Well after looking through the kawasaki picture thread i realized that you guys have alot cleaner newer looking plastics then mine... Is there any kind of wax or polish you use to get these machine to shine like new, somewhat? Or is it just the camera filtering out the blemishes?


----------



## southernbrute750 (Jul 5, 2011)

After you clean your quad put some tire shine on her. Makes her look good and covers all the small scratchs. Filthyredneck even uses regular baby oil.


----------



## billbros (Oct 30, 2011)

Oh ok thats good to know. Probably helps when washing it off too.


----------



## CRAZYCRACKAZ71 (Oct 8, 2011)

baby oil works wonders


----------



## tx_brute_rider (Feb 18, 2011)

For some reason, when I pressure wash mine.... The tire shine doesn't stick to the plastics at all, looks good for 10 mins, but after that all you see is droplets of the tire shine on the plastics:thinking: I use turtle f21 and Turtle Ice tire shine.
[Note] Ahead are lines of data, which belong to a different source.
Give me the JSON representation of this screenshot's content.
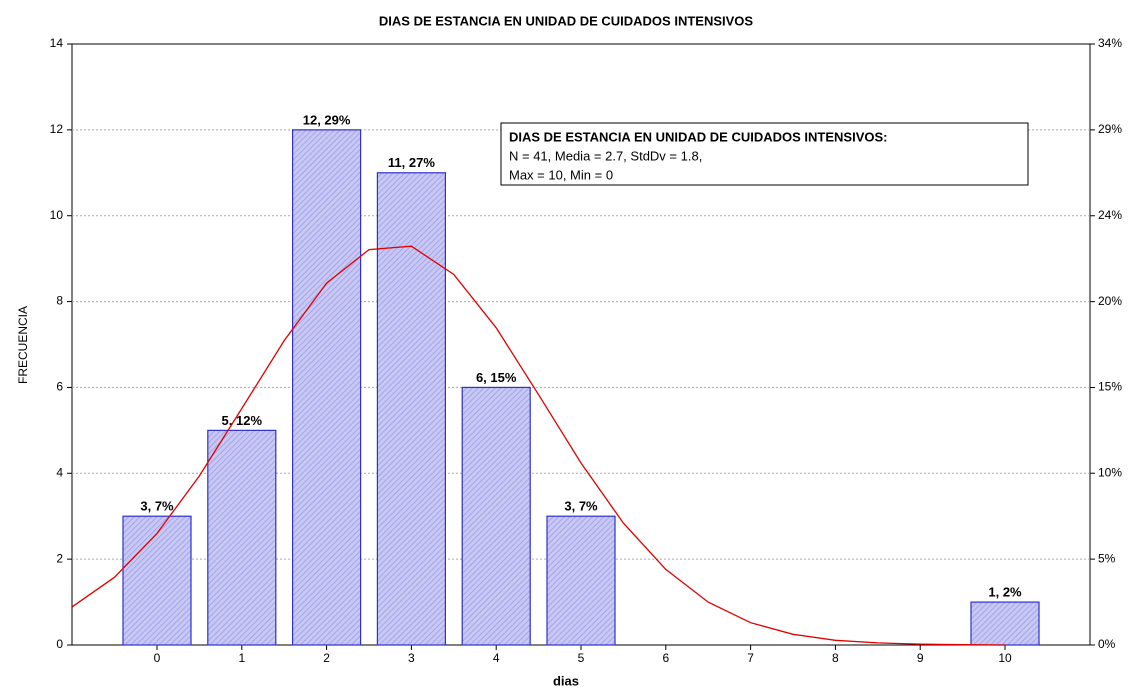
{
  "chart_data": {
    "type": "bar",
    "title": "DIAS DE ESTANCIA EN UNIDAD DE CUIDADOS INTENSIVOS",
    "xlabel": "dias",
    "ylabel": "FRECUENCIA",
    "categories": [
      "0",
      "1",
      "2",
      "3",
      "4",
      "5",
      "6",
      "7",
      "8",
      "9",
      "10"
    ],
    "values": [
      3,
      5,
      12,
      11,
      6,
      3,
      0,
      0,
      0,
      0,
      1
    ],
    "value_labels": [
      "3, 7%",
      "5, 12%",
      "12, 29%",
      "11, 27%",
      "6, 15%",
      "3, 7%",
      null,
      null,
      null,
      null,
      "1, 2%"
    ],
    "color": "#3030d0",
    "ylim": [
      0,
      14
    ],
    "yticks": [
      0,
      2,
      4,
      6,
      8,
      10,
      12,
      14
    ],
    "y2lim": [
      0,
      34.15
    ],
    "y2ticks": [
      {
        "value": 0,
        "label": "0%"
      },
      {
        "value": 4.88,
        "label": "5%"
      },
      {
        "value": 9.76,
        "label": "10%"
      },
      {
        "value": 14.63,
        "label": "15%"
      },
      {
        "value": 19.51,
        "label": "20%"
      },
      {
        "value": 24.39,
        "label": "24%"
      },
      {
        "value": 29.27,
        "label": "29%"
      },
      {
        "value": 34.15,
        "label": "34%"
      }
    ],
    "grid": true,
    "curve": {
      "color": "#e00000",
      "x": [
        -1,
        -0.5,
        0,
        0.5,
        1,
        1.5,
        2,
        2.5,
        3,
        3.5,
        4,
        4.5,
        5,
        5.5,
        6,
        6.5,
        7,
        7.5,
        8,
        8.5,
        9,
        9.5,
        10
      ],
      "y": [
        0.89,
        1.58,
        2.6,
        3.94,
        5.51,
        7.09,
        8.43,
        9.21,
        9.29,
        8.63,
        7.39,
        5.83,
        4.24,
        2.84,
        1.76,
        1.0,
        0.52,
        0.25,
        0.11,
        0.05,
        0.02,
        0.01,
        0
      ]
    },
    "stats_box": [
      "DIAS DE ESTANCIA EN UNIDAD DE CUIDADOS INTENSIVOS:",
      "N = 41, Media = 2.7, StdDv = 1.8,",
      "Max = 10, Min = 0"
    ]
  }
}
Maybe it doesn't work well with me because of the cold, theres hardly any dirt from when i pressure wash it though.:33:


----------



## NMKawierider (Apr 11, 2009)

Lots of products out there to hide stuff but actualy polishing plastic is a tall order. Any level of abracive..even 3000g will leave marks in plastic so most of us use a product that hides small stuff. I used to use SunOfAGun but just switch over to SC1 Sylicone Detailer. Great product. Use it on everything.


----------



## mcpyro3 (Feb 23, 2011)

^^^:agreed: i use sc1 and love it works great and smells good lol it hides scratches and dirt plus makes it easier to clean the next time


----------



## billbros (Oct 30, 2011)

Ok ill have to try that sc1. the water is going to be turned off at my garage here shortly for the winter so the pipe doesnt freeze haha so ill have to try that stuff out to make it easy at the car wash.


----------



## tx_brute_rider (Feb 18, 2011)

I seem to have the most luck with Meguiars Tire Shine Aerosol, but the local parts store didn't have it. Hides scratches the best, has a great smell, and it makes the plastics look brand new. Guess I'm going to need to get some now that the other have failed.


----------



## Polaris425 (Dec 16, 2004)

Do a search in the general section. We have a thread for this.


----------